Strong and independent women can sometimes get a bad rap, which is bullsh*t. We're seen as intimidating or too assertive, while men who have the same qualities are often celebrated. Of course, not everyone has a negative view of this kind of woman, but there are a few things that need to be clarified. Just because we're self-sufficient and know what we want doesn't mean we're any less capable of compassion or love. In fact, I argue that we make the best kind of partners. So, before you make any inaccurate assumptions about strong women, see five common misconceptions.
1. They don't do relationships.
An independent woman knows how to love; she's just selective about who she allows into her life. It has nothing to do with ego, either. She doesn't want to waste her time with someone who doesn't see her worth or doesn't meet her standards. When the right partner comes along, she's open to exploring the possibilities.
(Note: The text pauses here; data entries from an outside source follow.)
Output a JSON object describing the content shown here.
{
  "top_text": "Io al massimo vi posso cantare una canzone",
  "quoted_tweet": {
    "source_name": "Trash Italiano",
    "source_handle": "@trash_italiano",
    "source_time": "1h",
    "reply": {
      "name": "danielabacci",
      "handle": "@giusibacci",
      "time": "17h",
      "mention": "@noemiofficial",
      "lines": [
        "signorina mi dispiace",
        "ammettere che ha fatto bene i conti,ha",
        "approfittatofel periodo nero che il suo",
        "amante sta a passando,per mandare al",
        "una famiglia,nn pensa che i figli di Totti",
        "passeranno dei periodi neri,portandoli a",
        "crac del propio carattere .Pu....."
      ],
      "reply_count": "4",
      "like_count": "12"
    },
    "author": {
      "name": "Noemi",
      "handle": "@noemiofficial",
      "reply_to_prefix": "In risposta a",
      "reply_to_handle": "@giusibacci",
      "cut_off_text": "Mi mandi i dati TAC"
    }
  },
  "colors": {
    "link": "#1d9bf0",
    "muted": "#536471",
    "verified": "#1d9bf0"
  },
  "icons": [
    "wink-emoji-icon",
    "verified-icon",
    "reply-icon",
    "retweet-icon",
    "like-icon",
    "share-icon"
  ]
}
2. They don't get insecure.
Just because she's very sure of herself doesn't mean she doesn't have moments of low self-esteem or self-doubt. She's just like everyone else and experiences the same kind of insecurities from time to time. She may not show it, but know that beneath the surface, her confidence can have cracks.
3. They're selfish.
Sorry, but when did focusing on your own passions and needs become a bad thing? People need to know the difference between selfishness and focus. She's not disregarding those around her; she knows when to make herself a priority and when to take a step back. She's assertive and goes after what she wants and isn't afraid to stand against those who get in the way of reaching her goals.
4. They're cocky.
Confidence and cockiness are different. She's proud of who she is but never does she think she's better than anyone else. She values herself and doesn't take sh*t from people who try to bring her down, but she's also aware of the importance of humility.
5. They're mean.
You might get the impression that she can be a bit intimidating, but that shouldn't equate to her being disrespectful or inconsiderate of others. And if she's serious in the workplace, it's called being professional. Women in general don't have to be all smiles and rainbows in order to be considered "nice." Strong and independent women don't care about being liked - they care about being taken seriously.